You want personal? Just consider Card No. 337, first aired on March 31, 2011. "Never forget," Lorre wrote in part, "that God/The Universe is determined to kill you by whatever means necessary."
That sentiment was vented while erratic, hard-partying Men star Charlie Sheen was clashing bitterly with Lorre and the show's studio, Warner Bros. Only a few weeks earlier, they had been forced to fire Sheen and cut short the show's eighth season.
While being bashed by Sheen all over the media ("I think I'm fairly immune to name-calling now," he wrote in Card No. 345), Lorre was under the gun to salvage TV's top-rated comedy and keep his other shows on track.
How did he cope? "The only thing I could do was work harder," he says.
"It was a terrible time. It was awful," he goes on. "I was really heartbroken by how it all played out. And angry. He was my friend. We were all concerned about him. We thought he was going to die."
Sheen now stars in a TBS sitcom Anger Management, while Men has entered its 10th season with Ashton Kutcher in his sophomore year as Sheen's replacement. Lorre insists that, despite that stormy period, the man once billed as "the angriest man in television" has found peace of mind.
"You need to get to know Chuck 2.0," he says when past reports of Combative Chuck are mentioned. "I look around sometimes and I can't believe all this has happened to a journeyman guitar player. Truly, I've been blessed."
He allows that there was a time "when anger was the fuel to fend off other voices that wanted control of the creative process. I've never been a big fan of creation by committee: a committee of other comedy writers, yes; network executives, no."
With a wiry frame, a trim beard and a head of tangled curls, Lorre is self-taught as a sitcom scribe. Now 60, the Long Island, N.Y. native got the itch to write for TV in his mid-30s, after a decade or more spent touring the country as a less-than-wildly-successful guitarist-songwriter.
After writing a spec script for The Golden Girls, he found his way to Roseanne, then created the ABC sitcom Grace Under Fire, starring comedian Brett Butler, and Cybill, starring Cybill Shepherd. These were rocky stretches for Lorre, each marked by his premature exit.
Dharma & Greg proved to be a more pleasant experience. But it wasn't easy.
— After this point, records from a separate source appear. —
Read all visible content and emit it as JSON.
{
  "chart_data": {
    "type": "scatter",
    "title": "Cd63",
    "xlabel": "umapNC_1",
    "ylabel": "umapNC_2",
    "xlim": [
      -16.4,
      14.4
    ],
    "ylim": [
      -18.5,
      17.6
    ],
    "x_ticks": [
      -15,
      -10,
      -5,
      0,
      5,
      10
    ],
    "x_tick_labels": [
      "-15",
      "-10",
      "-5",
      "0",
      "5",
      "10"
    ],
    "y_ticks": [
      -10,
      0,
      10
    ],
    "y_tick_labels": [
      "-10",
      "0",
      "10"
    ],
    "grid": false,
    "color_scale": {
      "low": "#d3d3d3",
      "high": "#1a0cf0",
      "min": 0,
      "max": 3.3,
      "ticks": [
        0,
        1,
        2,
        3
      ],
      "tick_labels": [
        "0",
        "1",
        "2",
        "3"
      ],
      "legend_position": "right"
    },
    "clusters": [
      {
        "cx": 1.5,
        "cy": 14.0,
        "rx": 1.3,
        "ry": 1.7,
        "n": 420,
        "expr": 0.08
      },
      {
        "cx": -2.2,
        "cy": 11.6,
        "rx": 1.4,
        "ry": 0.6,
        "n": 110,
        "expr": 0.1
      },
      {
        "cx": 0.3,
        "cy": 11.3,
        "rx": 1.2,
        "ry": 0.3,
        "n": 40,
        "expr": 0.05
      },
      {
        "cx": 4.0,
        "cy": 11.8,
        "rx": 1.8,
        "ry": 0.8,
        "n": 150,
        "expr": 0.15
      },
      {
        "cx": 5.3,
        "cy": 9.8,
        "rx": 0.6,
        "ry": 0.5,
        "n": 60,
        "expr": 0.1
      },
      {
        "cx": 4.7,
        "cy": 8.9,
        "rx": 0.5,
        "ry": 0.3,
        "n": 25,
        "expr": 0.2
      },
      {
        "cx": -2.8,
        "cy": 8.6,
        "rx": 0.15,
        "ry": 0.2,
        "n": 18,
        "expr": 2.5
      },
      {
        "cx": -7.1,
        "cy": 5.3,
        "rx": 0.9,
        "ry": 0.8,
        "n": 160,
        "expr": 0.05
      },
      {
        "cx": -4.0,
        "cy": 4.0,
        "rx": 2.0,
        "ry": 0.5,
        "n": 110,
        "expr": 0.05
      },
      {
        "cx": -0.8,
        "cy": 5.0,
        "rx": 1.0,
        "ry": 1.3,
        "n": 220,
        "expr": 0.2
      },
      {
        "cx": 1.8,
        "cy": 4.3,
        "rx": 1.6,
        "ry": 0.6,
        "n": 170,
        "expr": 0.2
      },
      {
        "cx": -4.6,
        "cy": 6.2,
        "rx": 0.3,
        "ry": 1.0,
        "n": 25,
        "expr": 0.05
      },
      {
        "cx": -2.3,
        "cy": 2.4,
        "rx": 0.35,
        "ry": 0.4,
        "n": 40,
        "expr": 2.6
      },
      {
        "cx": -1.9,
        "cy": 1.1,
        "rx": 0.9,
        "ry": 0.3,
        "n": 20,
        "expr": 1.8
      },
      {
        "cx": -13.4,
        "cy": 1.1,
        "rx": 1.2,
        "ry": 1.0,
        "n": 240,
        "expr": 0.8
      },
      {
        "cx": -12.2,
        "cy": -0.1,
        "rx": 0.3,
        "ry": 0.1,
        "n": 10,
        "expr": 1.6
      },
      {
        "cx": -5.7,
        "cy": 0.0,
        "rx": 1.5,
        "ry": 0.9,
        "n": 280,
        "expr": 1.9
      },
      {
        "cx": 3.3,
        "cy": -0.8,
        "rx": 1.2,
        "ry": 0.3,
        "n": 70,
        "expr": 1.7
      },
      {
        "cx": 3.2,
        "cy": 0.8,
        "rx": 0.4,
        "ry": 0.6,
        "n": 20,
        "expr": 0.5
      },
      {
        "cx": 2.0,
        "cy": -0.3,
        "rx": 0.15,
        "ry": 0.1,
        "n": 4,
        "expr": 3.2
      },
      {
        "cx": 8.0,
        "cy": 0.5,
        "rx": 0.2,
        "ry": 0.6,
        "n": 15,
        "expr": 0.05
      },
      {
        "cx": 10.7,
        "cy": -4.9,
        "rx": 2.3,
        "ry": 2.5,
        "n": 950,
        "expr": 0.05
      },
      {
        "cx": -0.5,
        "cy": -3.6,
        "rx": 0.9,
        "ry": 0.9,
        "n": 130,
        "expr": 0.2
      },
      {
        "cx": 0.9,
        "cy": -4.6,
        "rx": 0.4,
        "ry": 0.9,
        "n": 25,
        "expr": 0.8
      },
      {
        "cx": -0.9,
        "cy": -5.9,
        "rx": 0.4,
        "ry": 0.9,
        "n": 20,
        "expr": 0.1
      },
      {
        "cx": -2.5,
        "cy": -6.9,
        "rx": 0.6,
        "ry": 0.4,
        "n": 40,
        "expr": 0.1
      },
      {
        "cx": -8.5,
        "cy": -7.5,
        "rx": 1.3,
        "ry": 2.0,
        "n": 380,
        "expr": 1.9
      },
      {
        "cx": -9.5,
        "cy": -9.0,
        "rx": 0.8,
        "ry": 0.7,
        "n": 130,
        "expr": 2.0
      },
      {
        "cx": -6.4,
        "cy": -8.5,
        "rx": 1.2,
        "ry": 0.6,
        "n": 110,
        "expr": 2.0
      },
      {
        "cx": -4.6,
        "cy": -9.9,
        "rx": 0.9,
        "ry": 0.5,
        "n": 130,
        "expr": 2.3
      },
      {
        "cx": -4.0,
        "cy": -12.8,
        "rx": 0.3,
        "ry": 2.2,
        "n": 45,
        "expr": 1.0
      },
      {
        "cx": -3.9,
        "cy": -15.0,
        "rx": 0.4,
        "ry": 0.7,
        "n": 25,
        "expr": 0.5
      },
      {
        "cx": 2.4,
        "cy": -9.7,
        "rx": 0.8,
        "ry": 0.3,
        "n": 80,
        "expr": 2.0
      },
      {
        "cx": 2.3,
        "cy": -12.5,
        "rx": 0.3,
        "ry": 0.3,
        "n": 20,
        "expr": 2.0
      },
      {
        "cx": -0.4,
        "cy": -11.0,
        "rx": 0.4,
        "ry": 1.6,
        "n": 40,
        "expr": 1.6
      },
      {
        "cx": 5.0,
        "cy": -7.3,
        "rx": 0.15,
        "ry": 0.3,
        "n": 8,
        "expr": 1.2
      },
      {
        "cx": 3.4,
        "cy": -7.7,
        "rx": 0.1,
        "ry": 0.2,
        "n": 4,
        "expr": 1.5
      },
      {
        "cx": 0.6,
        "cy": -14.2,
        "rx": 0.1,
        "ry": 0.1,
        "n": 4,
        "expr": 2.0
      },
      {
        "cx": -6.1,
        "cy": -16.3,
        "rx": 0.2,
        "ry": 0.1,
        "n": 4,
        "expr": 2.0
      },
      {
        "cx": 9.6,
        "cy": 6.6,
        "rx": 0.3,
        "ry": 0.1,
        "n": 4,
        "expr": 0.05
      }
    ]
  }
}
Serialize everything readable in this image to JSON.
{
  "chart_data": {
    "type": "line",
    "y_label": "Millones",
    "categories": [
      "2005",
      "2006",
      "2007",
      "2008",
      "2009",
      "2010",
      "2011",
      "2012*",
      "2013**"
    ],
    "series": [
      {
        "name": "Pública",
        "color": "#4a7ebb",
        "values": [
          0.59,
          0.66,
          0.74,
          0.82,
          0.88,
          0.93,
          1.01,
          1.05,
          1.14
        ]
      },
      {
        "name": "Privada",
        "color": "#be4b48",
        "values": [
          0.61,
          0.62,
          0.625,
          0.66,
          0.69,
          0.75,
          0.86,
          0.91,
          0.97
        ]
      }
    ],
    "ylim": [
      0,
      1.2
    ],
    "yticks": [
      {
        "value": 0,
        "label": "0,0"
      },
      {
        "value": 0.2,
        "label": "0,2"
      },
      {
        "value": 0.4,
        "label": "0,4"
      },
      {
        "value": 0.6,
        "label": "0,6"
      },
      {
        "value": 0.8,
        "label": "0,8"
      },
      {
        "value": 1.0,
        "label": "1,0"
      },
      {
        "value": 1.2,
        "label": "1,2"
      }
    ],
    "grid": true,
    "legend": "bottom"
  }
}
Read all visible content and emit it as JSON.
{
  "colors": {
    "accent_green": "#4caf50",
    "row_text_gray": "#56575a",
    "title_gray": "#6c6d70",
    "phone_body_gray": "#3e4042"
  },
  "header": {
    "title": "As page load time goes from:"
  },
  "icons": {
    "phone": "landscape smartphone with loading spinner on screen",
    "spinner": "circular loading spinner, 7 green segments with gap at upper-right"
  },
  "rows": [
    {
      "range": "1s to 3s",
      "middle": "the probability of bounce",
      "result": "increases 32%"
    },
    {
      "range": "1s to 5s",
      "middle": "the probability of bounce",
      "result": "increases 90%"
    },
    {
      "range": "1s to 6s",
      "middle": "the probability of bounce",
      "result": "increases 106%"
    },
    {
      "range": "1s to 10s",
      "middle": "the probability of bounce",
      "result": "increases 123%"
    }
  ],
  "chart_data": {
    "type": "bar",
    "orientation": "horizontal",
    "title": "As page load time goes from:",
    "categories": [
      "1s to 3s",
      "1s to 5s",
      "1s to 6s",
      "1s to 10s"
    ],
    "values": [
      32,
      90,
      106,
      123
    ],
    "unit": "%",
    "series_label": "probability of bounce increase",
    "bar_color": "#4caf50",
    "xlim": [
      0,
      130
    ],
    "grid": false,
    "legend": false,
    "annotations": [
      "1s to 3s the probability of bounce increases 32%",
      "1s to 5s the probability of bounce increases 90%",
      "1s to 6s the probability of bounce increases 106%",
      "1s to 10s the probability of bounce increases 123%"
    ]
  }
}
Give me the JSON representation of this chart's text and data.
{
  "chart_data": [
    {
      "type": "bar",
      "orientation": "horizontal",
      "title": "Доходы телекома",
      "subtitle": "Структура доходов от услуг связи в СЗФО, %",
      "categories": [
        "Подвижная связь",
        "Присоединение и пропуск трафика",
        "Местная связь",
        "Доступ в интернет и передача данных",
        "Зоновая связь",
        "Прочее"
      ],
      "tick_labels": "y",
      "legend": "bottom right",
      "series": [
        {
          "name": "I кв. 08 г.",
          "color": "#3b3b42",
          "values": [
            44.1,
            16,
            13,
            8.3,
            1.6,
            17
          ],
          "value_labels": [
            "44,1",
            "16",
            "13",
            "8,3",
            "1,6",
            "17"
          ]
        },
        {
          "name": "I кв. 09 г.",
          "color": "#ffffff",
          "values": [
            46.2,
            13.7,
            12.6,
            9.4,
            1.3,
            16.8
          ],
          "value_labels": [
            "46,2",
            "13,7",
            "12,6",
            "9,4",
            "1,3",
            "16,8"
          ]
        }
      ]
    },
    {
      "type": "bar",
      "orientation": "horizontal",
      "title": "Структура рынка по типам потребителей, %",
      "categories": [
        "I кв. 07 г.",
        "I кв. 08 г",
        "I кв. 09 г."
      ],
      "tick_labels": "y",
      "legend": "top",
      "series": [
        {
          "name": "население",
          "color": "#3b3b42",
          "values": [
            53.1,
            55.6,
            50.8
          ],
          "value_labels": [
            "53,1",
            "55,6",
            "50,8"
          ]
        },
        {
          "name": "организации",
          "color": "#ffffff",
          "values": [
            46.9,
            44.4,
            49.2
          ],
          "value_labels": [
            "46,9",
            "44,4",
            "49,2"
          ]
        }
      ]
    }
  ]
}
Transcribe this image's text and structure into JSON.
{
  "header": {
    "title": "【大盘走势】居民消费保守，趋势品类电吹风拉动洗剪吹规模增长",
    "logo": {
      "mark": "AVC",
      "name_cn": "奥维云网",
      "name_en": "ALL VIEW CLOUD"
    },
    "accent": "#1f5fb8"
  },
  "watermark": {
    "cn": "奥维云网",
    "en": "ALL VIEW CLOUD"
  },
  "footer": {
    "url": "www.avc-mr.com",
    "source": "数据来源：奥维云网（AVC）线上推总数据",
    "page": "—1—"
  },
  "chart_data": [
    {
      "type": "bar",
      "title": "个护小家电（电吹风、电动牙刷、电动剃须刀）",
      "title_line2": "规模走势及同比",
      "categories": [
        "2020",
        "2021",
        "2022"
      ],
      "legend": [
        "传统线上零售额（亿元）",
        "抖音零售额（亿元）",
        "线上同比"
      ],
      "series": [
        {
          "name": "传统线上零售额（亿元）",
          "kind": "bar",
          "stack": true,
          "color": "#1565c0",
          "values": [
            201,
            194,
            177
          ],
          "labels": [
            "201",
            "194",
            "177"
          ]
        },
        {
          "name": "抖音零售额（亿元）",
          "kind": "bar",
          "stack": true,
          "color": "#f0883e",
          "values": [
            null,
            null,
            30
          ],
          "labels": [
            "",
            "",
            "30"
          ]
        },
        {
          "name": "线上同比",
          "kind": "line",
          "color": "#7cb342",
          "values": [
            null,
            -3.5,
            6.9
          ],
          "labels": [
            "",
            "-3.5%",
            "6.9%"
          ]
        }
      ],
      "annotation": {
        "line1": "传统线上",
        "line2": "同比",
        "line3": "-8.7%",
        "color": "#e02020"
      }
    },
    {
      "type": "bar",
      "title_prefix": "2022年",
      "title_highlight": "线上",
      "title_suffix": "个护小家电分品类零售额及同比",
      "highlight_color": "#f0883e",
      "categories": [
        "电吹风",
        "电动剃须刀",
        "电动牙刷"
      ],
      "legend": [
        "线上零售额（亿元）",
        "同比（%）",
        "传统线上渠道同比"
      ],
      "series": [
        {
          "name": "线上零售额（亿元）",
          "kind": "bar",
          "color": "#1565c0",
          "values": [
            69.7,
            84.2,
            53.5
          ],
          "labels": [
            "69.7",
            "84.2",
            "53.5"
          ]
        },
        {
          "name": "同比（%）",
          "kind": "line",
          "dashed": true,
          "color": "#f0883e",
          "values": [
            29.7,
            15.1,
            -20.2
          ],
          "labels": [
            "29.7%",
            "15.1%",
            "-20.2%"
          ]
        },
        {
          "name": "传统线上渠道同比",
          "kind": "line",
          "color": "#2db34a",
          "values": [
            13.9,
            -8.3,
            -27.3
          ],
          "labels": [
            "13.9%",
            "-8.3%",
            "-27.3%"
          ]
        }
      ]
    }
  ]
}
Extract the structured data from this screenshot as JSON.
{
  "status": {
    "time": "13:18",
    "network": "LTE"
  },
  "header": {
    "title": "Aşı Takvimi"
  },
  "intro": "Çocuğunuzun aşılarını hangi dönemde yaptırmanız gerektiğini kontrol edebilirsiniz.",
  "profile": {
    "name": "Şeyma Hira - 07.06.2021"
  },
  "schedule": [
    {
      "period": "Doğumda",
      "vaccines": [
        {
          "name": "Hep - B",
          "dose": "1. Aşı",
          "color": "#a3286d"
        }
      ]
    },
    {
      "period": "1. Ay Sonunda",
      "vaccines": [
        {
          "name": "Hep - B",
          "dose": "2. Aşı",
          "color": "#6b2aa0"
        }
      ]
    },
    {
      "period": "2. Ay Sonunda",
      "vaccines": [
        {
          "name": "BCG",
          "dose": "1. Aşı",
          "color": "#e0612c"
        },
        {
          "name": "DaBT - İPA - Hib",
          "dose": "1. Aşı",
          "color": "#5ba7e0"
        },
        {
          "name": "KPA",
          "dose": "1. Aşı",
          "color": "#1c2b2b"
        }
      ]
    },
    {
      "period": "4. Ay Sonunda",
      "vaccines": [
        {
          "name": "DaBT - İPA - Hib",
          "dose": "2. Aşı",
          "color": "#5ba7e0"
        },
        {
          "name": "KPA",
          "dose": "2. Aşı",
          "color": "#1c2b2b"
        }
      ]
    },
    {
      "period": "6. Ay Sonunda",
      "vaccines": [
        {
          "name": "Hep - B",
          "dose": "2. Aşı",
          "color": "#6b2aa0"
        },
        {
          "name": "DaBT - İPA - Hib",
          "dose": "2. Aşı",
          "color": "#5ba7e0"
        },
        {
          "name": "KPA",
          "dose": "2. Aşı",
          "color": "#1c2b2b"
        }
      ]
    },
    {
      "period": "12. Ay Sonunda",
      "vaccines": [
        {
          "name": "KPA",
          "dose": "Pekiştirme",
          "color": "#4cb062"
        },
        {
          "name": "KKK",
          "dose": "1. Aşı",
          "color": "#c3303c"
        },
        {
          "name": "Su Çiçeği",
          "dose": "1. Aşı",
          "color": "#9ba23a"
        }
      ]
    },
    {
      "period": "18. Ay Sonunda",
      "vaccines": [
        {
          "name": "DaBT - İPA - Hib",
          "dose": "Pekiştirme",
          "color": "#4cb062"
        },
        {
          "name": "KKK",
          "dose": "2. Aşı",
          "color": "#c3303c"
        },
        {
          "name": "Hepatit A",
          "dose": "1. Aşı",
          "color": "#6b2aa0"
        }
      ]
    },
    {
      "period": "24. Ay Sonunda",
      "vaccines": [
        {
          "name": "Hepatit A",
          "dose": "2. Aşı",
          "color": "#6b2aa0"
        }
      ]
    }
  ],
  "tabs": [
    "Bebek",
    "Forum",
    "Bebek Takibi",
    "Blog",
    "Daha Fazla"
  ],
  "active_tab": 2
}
"Telling a story in a 22-minute sitcom is hard," Lorre says. "There was a lot of faking it while I was learning the craft. I didn't get the hang of it for 12 or 13 years."
That was around 2003, when he co-created Two and a Half Men.
In 2007, he hit the jackpot again when he co-created The Big Bang Theory.
Then, in 2010, he won the triple crown with Mike & Molly.
All were huge successes and established Lorre as the biggest sitcom magnate since Norman Lear's reign in the 1970s with such blockbusters as All in the Family and Sanford and Son.